Chacun éprouve le même drame : il ne sait au juste qui il pourrait être. Parfois, il décide qu'il a trouvé. Il se met une identité : une camisole de force. Un uniforme d'amiral : ça finit par s'incruster sous la peau.

Alain BOSQUET, Interview 70, Paris, Éditions du Rocher, 2001, p. 13.

 

Dans sa somptueuse préface au nouveau recueil d’Alain Germoz (°1920), La sandale d’Empédocle, Werner Lambersy reconnaît avoir envie de parler du poète

avec l’intime conviction d’un jury le condamnant pour attentat au conformisme, pour comportement déviant et pour coups et blessures volontaires avec intention de donner la mort au crétinisme ambiant, au sectarisme littéraire et aux racismes divers [...].

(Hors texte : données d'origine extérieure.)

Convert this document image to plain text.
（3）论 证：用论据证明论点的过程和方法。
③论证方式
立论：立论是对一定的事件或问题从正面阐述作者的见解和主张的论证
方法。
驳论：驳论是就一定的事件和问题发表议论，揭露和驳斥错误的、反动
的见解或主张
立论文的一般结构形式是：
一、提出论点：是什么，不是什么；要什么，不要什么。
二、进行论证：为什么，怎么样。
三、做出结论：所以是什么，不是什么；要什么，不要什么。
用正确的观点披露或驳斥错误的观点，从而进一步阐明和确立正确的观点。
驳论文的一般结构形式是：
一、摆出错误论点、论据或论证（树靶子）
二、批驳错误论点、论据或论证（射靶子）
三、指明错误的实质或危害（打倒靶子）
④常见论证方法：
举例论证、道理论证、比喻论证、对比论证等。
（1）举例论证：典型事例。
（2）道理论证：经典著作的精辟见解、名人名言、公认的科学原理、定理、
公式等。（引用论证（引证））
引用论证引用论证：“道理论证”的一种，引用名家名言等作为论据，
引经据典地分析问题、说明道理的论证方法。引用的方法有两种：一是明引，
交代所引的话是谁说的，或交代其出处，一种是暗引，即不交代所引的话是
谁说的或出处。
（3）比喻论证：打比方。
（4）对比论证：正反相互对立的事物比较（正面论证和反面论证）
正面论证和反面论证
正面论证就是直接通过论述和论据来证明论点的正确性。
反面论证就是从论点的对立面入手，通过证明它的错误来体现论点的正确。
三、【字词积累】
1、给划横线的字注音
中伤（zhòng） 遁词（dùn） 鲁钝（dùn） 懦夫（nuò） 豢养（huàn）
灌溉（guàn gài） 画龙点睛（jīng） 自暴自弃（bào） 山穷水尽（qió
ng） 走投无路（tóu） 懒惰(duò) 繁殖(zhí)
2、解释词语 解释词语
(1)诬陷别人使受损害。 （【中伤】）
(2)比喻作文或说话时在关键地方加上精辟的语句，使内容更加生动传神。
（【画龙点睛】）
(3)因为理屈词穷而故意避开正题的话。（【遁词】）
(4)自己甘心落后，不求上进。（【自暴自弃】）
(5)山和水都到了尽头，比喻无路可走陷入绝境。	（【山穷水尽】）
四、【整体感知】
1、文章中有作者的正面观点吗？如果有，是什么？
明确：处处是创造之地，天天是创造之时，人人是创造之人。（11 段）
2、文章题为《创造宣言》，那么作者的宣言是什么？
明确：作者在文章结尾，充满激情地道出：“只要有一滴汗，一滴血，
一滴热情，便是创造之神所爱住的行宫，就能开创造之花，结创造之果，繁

Curieuse rencontre. La sandale d’Empédocle est également le titre d’un long poème de l’anthropologue algérien Habib Tengour (°Mostaganem, 1947), paru en 1993 dans la revue Po&sie[1] et repris dans le recueil États de chose suivi de Fatras et La Sandale d’Empédocle (2003).

Selon Nietzsche, Empédocle (entre 484 et 424 av. J.-C.), qui se jeta dans les fournaises de l’Etna, cette colonne du ciel, est « la figure la plus bariolée de la philosophie ancienne ». Il fut certes le plus excentrique des présocratiques.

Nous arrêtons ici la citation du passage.